CHLORAMPHENICOL GLUCOSE AGAR
ENUMERATION OF YEASTS AND MOLDS
Chloramphenicol Glucose Agar is destined for the detection and enumeration of yeasts and molds in food products.
Yeast extract and glucose favor the growth of yeasts and molds. The presence of chloramphenicol, a heat-stable antibiotic, inhibits the growth of contaminating bacteria.
BCP DEXTROSE AGAR
ENUMERATION OF SPORES
BCP Dextrose Tryptone Agar (also known as BCP Glucose agar) is used to enumerate mesophilic and thermophilic aerobic bacterial spores (especially Bacillus stearothermophilus, responsible for flat sour) in raw materials and in ingredients used in canning non-acid products (pH > 4,5). It is also used in surface samples and canning process water.
The medium was developed by the National Canners Association laboratories for the enumeration of mesophilic and thermophilic aerobic bacteria in the sugar used in canned food.

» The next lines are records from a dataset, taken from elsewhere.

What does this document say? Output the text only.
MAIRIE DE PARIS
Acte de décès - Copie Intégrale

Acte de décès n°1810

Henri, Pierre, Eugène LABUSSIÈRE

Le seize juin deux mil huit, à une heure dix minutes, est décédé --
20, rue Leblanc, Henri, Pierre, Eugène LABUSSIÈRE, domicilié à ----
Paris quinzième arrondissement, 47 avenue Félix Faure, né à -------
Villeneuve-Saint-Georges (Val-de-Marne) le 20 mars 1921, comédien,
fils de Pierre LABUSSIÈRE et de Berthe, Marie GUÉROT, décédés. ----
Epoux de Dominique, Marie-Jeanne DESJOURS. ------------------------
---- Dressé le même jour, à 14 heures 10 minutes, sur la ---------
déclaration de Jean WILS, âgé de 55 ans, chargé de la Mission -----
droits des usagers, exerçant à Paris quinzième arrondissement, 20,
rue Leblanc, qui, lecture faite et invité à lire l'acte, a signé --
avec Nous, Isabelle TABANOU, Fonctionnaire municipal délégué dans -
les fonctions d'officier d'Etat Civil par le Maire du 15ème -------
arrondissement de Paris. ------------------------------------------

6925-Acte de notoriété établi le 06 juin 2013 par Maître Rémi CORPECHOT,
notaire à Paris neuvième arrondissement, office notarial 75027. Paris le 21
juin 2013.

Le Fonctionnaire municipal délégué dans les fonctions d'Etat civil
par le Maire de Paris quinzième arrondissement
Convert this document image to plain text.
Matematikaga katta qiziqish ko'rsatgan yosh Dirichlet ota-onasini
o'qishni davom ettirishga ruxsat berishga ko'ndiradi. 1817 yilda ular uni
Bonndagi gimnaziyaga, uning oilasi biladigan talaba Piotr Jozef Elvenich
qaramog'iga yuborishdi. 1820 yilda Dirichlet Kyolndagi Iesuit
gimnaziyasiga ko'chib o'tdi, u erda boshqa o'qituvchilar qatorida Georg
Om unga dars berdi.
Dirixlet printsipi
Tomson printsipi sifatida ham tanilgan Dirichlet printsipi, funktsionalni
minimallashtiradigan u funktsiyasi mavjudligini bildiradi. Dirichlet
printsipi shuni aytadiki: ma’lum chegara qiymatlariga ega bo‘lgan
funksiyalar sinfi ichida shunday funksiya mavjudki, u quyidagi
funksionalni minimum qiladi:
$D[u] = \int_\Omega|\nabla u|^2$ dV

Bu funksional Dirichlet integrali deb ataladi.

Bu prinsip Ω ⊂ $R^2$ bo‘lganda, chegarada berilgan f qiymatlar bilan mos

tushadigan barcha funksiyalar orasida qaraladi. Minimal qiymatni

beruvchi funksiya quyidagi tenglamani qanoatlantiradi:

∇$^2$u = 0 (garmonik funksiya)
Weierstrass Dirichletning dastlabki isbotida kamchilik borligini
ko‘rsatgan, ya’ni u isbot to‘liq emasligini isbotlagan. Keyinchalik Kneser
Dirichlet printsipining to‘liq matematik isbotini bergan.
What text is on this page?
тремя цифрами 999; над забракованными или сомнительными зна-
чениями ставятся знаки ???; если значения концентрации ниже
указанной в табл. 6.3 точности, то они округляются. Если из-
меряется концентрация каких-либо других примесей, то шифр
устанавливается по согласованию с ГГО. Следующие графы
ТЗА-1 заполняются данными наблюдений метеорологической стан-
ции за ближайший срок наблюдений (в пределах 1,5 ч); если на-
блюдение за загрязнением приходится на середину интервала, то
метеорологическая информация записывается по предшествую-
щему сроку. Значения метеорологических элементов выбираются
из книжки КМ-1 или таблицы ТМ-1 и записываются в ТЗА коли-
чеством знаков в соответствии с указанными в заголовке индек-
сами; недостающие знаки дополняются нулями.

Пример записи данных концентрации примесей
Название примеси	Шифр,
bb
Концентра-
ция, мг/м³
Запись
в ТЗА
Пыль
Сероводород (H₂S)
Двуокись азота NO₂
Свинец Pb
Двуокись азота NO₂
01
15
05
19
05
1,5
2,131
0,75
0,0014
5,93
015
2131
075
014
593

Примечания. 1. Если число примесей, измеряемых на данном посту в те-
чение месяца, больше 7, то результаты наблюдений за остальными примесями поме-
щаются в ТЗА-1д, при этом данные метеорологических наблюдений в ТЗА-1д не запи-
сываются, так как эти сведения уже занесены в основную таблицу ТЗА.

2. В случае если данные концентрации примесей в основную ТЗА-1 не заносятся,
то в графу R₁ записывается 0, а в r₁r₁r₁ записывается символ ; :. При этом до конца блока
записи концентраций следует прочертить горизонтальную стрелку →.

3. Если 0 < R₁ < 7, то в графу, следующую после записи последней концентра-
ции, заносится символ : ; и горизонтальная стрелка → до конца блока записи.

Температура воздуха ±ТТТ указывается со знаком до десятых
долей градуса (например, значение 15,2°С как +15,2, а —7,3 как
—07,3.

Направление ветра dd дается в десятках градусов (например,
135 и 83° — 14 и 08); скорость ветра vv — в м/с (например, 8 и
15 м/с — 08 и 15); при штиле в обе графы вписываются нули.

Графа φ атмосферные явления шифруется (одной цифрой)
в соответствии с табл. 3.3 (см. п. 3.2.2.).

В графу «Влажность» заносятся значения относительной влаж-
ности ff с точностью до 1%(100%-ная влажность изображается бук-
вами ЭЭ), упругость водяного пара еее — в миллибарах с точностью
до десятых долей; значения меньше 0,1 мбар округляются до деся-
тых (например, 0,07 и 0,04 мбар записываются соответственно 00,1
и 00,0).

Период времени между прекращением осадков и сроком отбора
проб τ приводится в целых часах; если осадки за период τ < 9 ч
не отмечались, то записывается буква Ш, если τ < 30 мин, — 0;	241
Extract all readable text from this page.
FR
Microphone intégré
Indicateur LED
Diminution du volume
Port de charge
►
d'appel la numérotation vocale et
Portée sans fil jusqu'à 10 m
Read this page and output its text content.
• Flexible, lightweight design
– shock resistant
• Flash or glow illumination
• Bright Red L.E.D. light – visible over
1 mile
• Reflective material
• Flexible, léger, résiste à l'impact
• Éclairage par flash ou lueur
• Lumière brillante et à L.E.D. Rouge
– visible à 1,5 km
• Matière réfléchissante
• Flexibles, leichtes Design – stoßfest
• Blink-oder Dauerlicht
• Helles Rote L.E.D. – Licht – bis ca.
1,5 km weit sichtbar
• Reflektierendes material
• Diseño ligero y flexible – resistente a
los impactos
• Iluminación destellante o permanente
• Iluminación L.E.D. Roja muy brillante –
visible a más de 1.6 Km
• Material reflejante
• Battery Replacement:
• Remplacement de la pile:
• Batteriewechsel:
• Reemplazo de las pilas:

Soluble starch, a protective agent, favors spore germination. Bacteria which acidify the medium by metabolizing glucose result in the pH indicator, bromocresol purple, turning yellow. Non-acidifying colonies are blue.
DETECTION OF ENTEROBACTERIACEAE
MacConkey agar is a selective medium for the isolation of enterobacteria in water, food, pharmaceutical products and biological samples of animal origin and in cosmetic products.
The formulation of MacConkey for the isolation of enterobacteria has been modified a number of times since its inception. The present medium is the “classical” formula used for many years by authors such as Block and Ferguson, who found the medium satisfactory for the isolation of fastidious Shigella.
Bile salts and crystal violet inhibit the growth of Gram positive bacteria. The dye inhibits primarily the development of enterococci and staphylococci. The fermentation of lactose to acid is revealed in presence of neutral red by the formation of red or pink colonies. Lactose-negative colonies form colorless colonies.